Maybe you've been keeping an eye on the example of all those Silicon Valley startups offering their staff bright and breezy open space offices. Everyone sharing the same space should boost collaboration, facilitate easy communication and generally reduce barriers to getting things done.

But could this office plan work for your business? What about the downsides of open offices: noise, interruptions and a sense of work being a free-for-all experience? If you execute your open office right, you can minimize the negatives and make your worksite more fun and productive.

Design a Space That Works for Your Business

Maybe the general idea's a good one, but you need to get down to applicable specifics. Consider how your company might be different. Maybe the physical constraints of your office don't lend themselves to the openness of space. Or maybe you don't need broad collaboration across the entire company but could use it in certain departments.

If you need collaboration mainly between marketing and sales, for example, you may want to design a space around this priority. Consider your overall and specific needs, design around them, then acquire the space that fits your plan.

Design Diverse Work Areas Inside Your Open Space

Everybody works a little differently. We each have different thresholds for noise, interruptions, and privacy intrusions. To meet the different needs and reduce the potential for workplace conflict, design one open space with diverse work areas within it.

Design spaces for those who need their quiet in order to focus and other spaces for those who like to move around and bounce ideas off others. Various settings and zones should make appealing work spaces for a variety of worker types.

Try these as options:

  • Designated desk space area
  • Breakout rooms for meetings and others with soft seating
  • Library space with couches
  • Call rooms with whiteboards
  • Table space for "eating meetings"

Encourage Clear Communication on Availability for Collaboration

An open space office works best with clearly-defined guidelines for how to make use it. Designate diverse spaces in a way that clearly communicates how they might be used — for calling, coding, brainstorming, quiet focus, etc.
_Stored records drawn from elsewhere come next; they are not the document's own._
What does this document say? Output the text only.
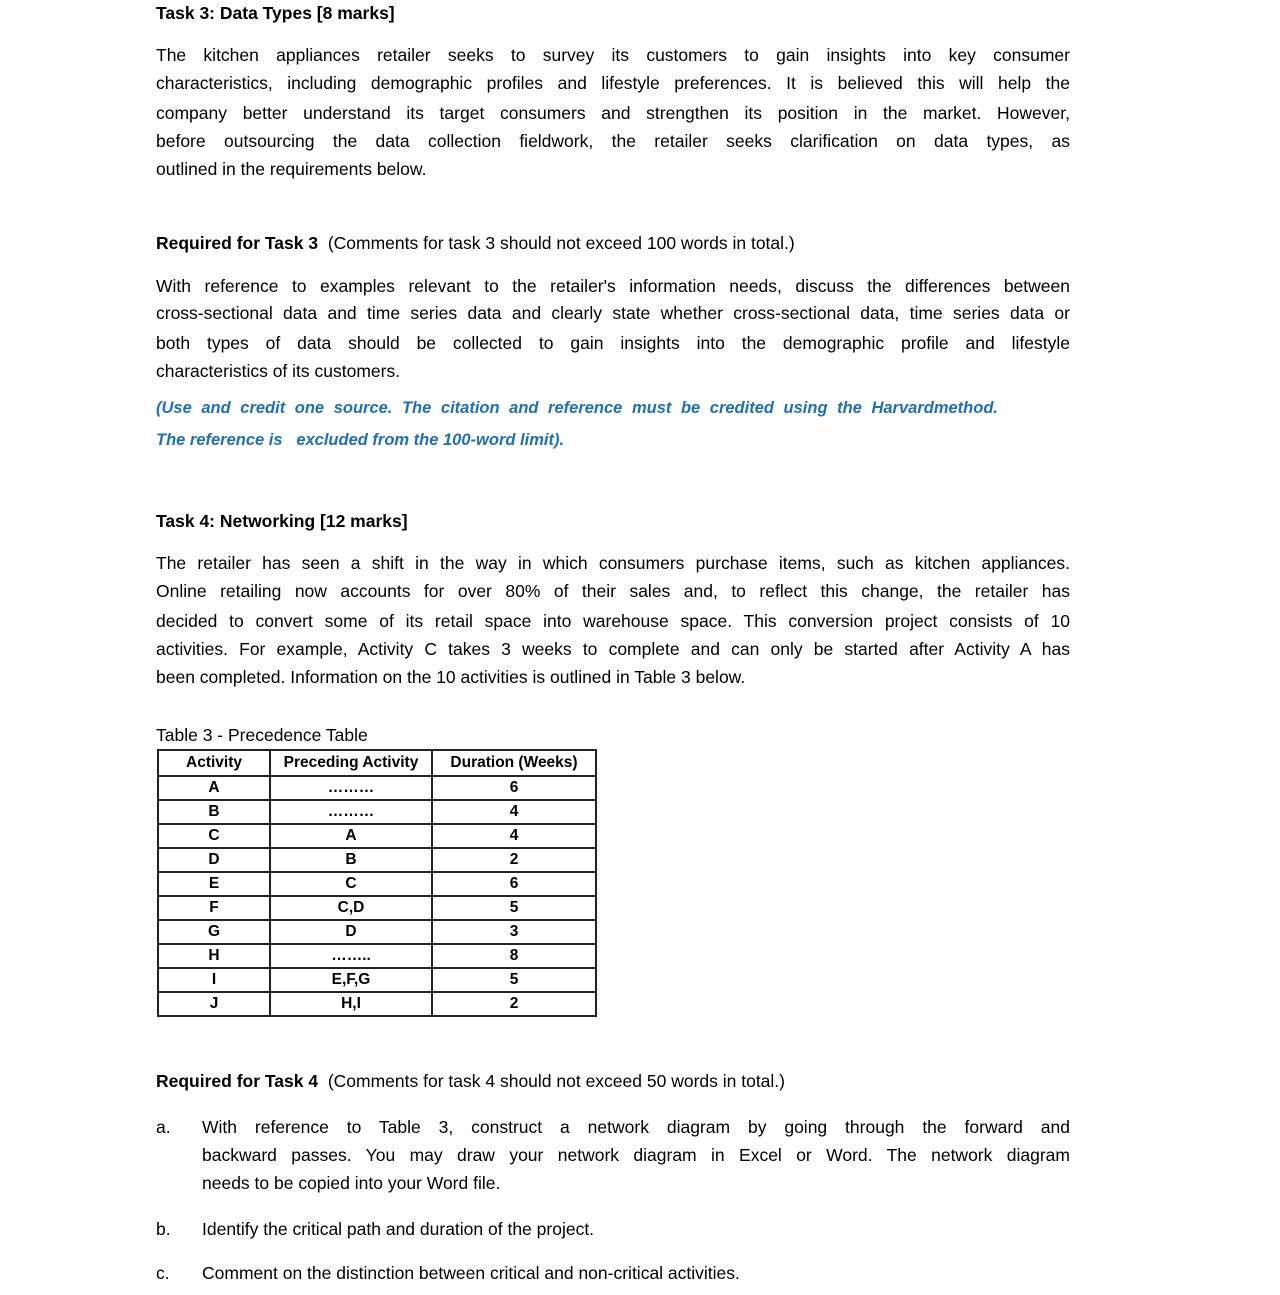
Task 3: Data Types [8 marks]
The kitchen appliances retailer seeks to survey its customers to gain insights into key consumer
characteristics, including demographic profiles and lifestyle preferences. It is believed this will help the
company better understand its target consumers and strengthen its position in the market. However,
before outsourcing the data collection fieldwork, the retailer seeks clarification on data types, as
outlined in the requirements below.
Required for Task 3 (Comments for task 3 should not exceed 100 words in total.)
With reference to examples relevant to the retailer's information needs, discuss the differences between
cross-sectional data and time series data and clearly state whether cross-sectional data, time series data or
both types of data should be collected to gain insights into the demographic profile and lifestyle
characteristics of its customers.
(Use and credit one source. The citation and reference must be credited using the Harvardmethod.
The reference is   excluded from the 100-word limit).
Task 4: Networking [12 marks]
The retailer has seen a shift in the way in which consumers purchase items, such as kitchen appliances.
Online retailing now accounts for over 80% of their sales and, to reflect this change, the retailer has
decided to convert some of its retail space into warehouse space. This conversion project consists of 10
activities. For example, Activity C takes 3 weeks to complete and can only be started after Activity A has
been completed. Information on the 10 activities is outlined in Table 3 below.
Table 3 - Precedence Table
Activity	Preceding Activity	Duration (Weeks)
A	………	6
B	………	4
C	A	4
D	B	2
E	C	6
F	C,D	5
G	D	3
H	……..	8
I	E,F,G	5
J	H,I	2
Required for Task 4 (Comments for task 4 should not exceed 50 words in total.)
a. With reference to Table 3, construct a network diagram by going through the forward and
backward passes. You may draw your network diagram in Excel or Word. The network diagram
needs to be copied into your Word file.
b. Identify the critical path and duration of the project.
c. Comment on the distinction between critical and non-critical activities.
Encourage team members to use signs indicating when they are available and when they need focused time alone. To facilitate collaboration and communication: 

  • Whether they are ready to engage in energetic brainstorming 
  • If they need to settle down for a while in a quiet space 
  • If they will be spending a large portion of the day on the phone

Instead of reading one another's minds, encourage clear communication on what team members can expect from each other at work.